Siegfried Hoymann
*1940
Gründungsmitglied der IAKS Hall of Fame
Bereits in der Kindheit war der gebürtige Sauerländer im Sportangebot der katholischen Jugend organisiert. Ab den ausgehenden 1960er-Jahren förderte Siegfried Hoymann den Ausbau der sportlichen Infrastruktur im heutigen Lintorf.
Kurzbiografie
- Geboren 1940 in Ostwig heute Bestwig
- 1952-1959 Mitglied Agon 08 Düsseldorf
- Abschluss Realschule in Düsseldorf
- 1962 Fachabitur in Duderstadt
- 1966 Abschluss zum Diplom Verwaltungswirt
- 1968-1974 Schul-, Kultur-, Sport- und Bäderamtsleiter im Amt Angerland in Lintorf
- 1970-heute Mitglied im Turn- und Sportverein Angermund e.V. Ehrenmitglied
- 1970-heute Mitglied IAKS Köln e.V.
- 1975-2005 Schul- Sport-und Bäderamtsleiter der Stadt Ratingen
- 1989-2004 Ratsherr der Landeshauptstadt Düsseldorf
- 1991-2004 Bezirksbürgermeister Landeshautstadt
- 2000-2015 Generalsekretär IAKS International mit Sitz in Köln
Siegfried Hoymann über …
„Wir hatten eine zerbombte Stadt. Wir haben auf Trümmern gespielt. Unsere Spielwiesen waren Trümmer, und das war auch zum Teil gefährlich. Unsere Eltern legten großen Wert darauf, dass wir nicht in die Trümmer gingen. Und wie man so ist, suchte man als Jugendlicher natürlich Möglichkeiten, um Sport zu treiben. Das konnten wir dann außerhalb unseres Wohnbereichs machen. Ich bin in den Verein Argon 08 in Düsseldorf eingetreten, und dort hatte ich die Möglichkeit, hin und wieder mal in die Turnhalle an der Essener Straße zu kommen. Auch auf dem Sportplatz in Mörsenbroich konnten wir unsere Spiele austragen. Anfangs war es natürlich sehr schwierig, das kann man nicht anders sagen. Auch in der Schule gab es nur eine Turnhalle. Dort gab es 600 bis 700 Schülerinnen und Schüler, und es musste abgewogen werden, wer drankam. Wir hatten Glück, denn es gab die Münstertherme in Düsseldorf auf der Münsterstraße, das älteste Bad in Düsseldorf, mittlerweile weit über 125 Jahre alt. Dort konnten wir schwimmen lernen. Das war 1952 oder 1953. Es war eine sehr schöne Zeit, und ich muss sagen, das hat uns gutgetan. Wir gingen sogar nachmittags schwimmen. Das waren Highlights, die man erleben durfte.

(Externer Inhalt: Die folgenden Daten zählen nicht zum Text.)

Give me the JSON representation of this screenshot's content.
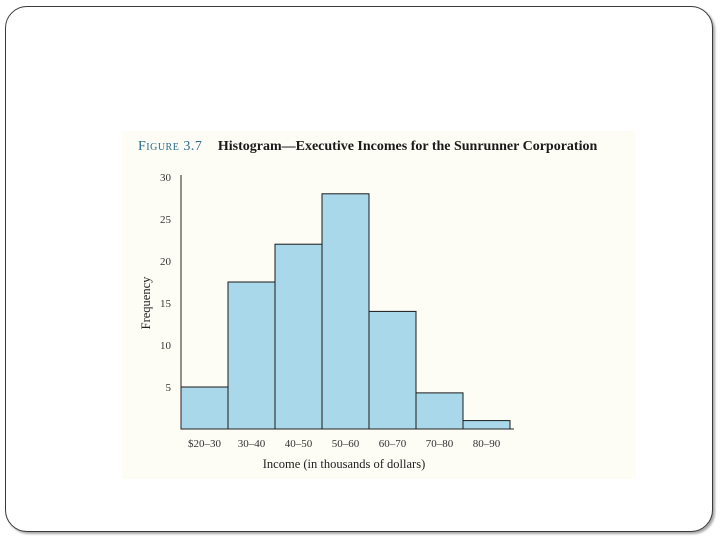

Wir hatten auch große Parkanlagen in Düsseldorf – den Hofgarten, den Kolpingplatz. Dort gingen wir Kinder natürlich hin, konnten auf der Wiese sitzen, dort durfte man noch auf die Wiese gehen und ein bisschen bolzen. Das waren schöne jugendliche Erinnerungen. Hinzu kam, dass man sich in Jugendgruppen betätigte. Das war damals noch sehr verbreitet. Ich war in der katholischen Bewegung aktiv und habe in der Jugendarbeit mitgeholfen. Wir haben zu der Zeit noch unsere Häuser selbst renoviert, gestrichen und instand gesetzt. Ich erinnere mich gut daran, dass wir einen Kaplan hatten, der technisch begabt war, uns Anleitungen gab und wir ihm halfen. Das war im Grunde eine sehr schöne Jugend, die wir innerhalb der katholischen Kirche erlebt haben. Die Evangelischen machten das auf ihrer Seite genauso. Aber ich war katholisch und muss sagen: Das war eine wunderbare Jugend, die wir hatten.“
„Beim Bundesgrenzschutz stand Sport an erster Stelle. Wir hatten gute Sportanlagen in den Ausbildungsstätten. Eschwege war die Ausbildungseinheit des Bundesgrenzschutzes-Nord, und dort gab es feste Zeiten für Sport, sodass wir viel trainieren konnten. Ich habe das immer als sportlichen Auftakt empfunden, auch für meine gesamte Tätigkeit dort. Es war die Zeit der Demarkationslinie zwischen Ost- und Westdeutschland, und die Aufgaben waren auch körperlich anspruchsvoll. Man musste fit sein, und das muss ich dem Bundesgrenzschutz zugutehalten: Damals waren es nur Männer, heute sind Männer und Frauen dabei, was sehr gut ist. Der BGS hat viel für Sport und Gesundheit getan, und das sollte man auch jungen Menschen heute sagen – auf solche Erfahrungen sollte man nicht verzichten.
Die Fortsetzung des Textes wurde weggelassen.